After a little research and toying around I did find it particularly flexible. But I also found that most examples on the web use Trello in the exact same way with the same pattern of usage.

“Trello”, by Trello

Trello provides the expected help documentation, describing the features, how to find them, add elements, and work with the widgets in the application.

On the other hand what they don’t provide is specific usage patterns. They don’t describe workflows or methods to use the product for various ends. Instead leaving that up to other online examples or for the user to figure it out on his/her own.

I’ve seen this before with online products and its always a point of annoyance for me. While I understand leaving things open-ended so that users can find their own ways to take advantage of the product, and not pidgin-hole it into one niche.

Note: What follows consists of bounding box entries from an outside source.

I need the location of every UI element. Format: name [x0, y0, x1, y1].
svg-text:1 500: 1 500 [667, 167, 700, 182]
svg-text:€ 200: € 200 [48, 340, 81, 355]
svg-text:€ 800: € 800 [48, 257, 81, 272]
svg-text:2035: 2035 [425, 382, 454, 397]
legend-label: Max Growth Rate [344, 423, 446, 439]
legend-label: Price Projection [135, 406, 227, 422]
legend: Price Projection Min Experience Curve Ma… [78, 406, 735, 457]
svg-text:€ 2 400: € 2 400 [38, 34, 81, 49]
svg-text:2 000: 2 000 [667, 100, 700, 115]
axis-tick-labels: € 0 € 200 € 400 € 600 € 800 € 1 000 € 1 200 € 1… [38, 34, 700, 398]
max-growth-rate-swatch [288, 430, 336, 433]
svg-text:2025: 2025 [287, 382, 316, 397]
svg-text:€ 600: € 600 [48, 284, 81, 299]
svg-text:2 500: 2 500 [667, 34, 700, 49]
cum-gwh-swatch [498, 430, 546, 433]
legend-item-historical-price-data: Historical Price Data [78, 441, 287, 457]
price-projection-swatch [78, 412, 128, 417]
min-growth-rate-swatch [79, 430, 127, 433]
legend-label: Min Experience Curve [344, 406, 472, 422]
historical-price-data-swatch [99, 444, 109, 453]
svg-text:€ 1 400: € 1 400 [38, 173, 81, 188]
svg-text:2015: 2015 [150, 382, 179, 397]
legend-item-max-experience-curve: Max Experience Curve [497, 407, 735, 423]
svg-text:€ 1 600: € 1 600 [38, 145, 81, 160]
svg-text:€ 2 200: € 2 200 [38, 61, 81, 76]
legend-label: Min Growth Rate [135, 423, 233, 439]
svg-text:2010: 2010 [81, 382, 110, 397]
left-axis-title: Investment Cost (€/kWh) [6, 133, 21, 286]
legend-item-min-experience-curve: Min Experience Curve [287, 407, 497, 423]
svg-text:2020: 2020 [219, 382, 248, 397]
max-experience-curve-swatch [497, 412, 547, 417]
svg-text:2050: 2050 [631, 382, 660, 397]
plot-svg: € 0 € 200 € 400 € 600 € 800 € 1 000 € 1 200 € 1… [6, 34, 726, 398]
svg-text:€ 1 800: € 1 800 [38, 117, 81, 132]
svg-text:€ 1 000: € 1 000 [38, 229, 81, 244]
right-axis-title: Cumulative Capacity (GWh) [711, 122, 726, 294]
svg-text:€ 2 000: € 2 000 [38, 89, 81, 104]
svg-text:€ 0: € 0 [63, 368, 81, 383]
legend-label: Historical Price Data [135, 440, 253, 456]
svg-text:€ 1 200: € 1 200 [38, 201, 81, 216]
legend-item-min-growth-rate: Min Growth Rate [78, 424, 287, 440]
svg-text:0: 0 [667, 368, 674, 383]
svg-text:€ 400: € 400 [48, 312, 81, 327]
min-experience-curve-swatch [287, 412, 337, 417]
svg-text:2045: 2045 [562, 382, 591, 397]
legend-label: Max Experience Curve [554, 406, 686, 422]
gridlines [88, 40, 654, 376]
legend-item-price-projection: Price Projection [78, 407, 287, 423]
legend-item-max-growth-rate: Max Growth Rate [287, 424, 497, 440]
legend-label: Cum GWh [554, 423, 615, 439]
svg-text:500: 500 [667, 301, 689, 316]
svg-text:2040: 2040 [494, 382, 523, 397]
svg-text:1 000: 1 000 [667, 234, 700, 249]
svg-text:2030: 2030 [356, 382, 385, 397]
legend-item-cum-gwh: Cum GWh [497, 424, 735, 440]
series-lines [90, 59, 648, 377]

But by not giving clear instructions or even just examples on how some people use it, or how you think it could be used for new users early on, you just make it difficult for users to get into the service in the first place.

Twitter has the same issue. They refuse to clearly define the service and how it should be used. And its a waste, as those who find new ways to use tools won’t be deterred by the predefinition of its use. i.e. The hashtag would still have been invented, whether it was in the Twitter docs or not.


Lets go over some Trello vocabulary quickly, or at least what they define for users. Teaching you how to use Trello is outside of the scope of this post, so I’m just going to review the terms.

  • Board – Groups Lists together.
  • List (of cards)
  • Card – Groups everything else together, a description with any number of comments and checklists.
  • Checklist – Works like a “Todo” list.


The built-in structure or relationship between these components within Trello is pretty simple to lay out.

  • account
    • boards
      • lists
        • cards
          • card title
          • card description
          • checklists
          • comments

Board = Process/Workflow

The pattern I see most often used online for Trello is a simple board->workflow pattern, where a board represents one “workflow” which may have several “steps” within it. In this case each “step” is represented by a list.

In this system, the cards represent work items that are running through the “workflow”. They rest in the “list” that pertains to the step in the workflow where they currently reside. This might be similar to a tool used for scrum tracking.

  • board –> “workflow” or process
  • list –> “step” within the “workflow”
  • card –> item (project/task/feature/workload) running through the “workflow”

Here, the details within the card are used for describing and tracking the item or project that’s running through the “workflow”.


A notable feature in this pattern is that cards are often moved from list to list as a daily activity, usually serially from one list to the next. And eventually cards are removed from the board (archived) when they run off the end of the process.

Other Patterns

I do see a few other patterns in use but they’re rare.

Categorized List of “Things”

This pattern uses the board as a single list of items, but with categories within that list. Each card being one of the “things” that the board is listing. And the different lists within the board are the categories.

Usually in this case the title of the card is all that’s needed to describe the “thing”. And the comments within the cards are simply a running commentary from various users on the “thing” itself.

Trello’s own list of examples serves as a good representation of this pattern.


Notably, in this pattern, cards are regularly added to lists, but never moved between lists or removed at all. The board acts as a canonical list of items, without expiration.

Missing Features

After trying to use Trello for my own todo list management I found it rather lacking (for my own purposes, that is). I’m still going to search for ways to use it for project planning and managing current work.

My habit it to use a large a powerful todo list (toodledo) for tracking most of my work backlog. Even if I were to organize all my backlog in the form of boards, lists, and cards, I’d be missing important searching/sorting/categorization features that come along with the simple relational table model that online todo lists use.

  • Merging and sorting all checklists in a board.

    Gather all checklists on a board into one super checklist to see what I should be working on immediately. Without having to dig around through cards and lists for checklists. This would be even more useful across boards.

  • Additional checklist details.

    Such as tagging checklist items with labels, and including more info for each individual checklist item.

  • Full-Text Search, across all text

    It wasn’t too hard to find text elements that are not included in a Trello search. This is a little surprising.

Call For Papers

I’d love to see some other Trello usage patterns if anyone out there has them.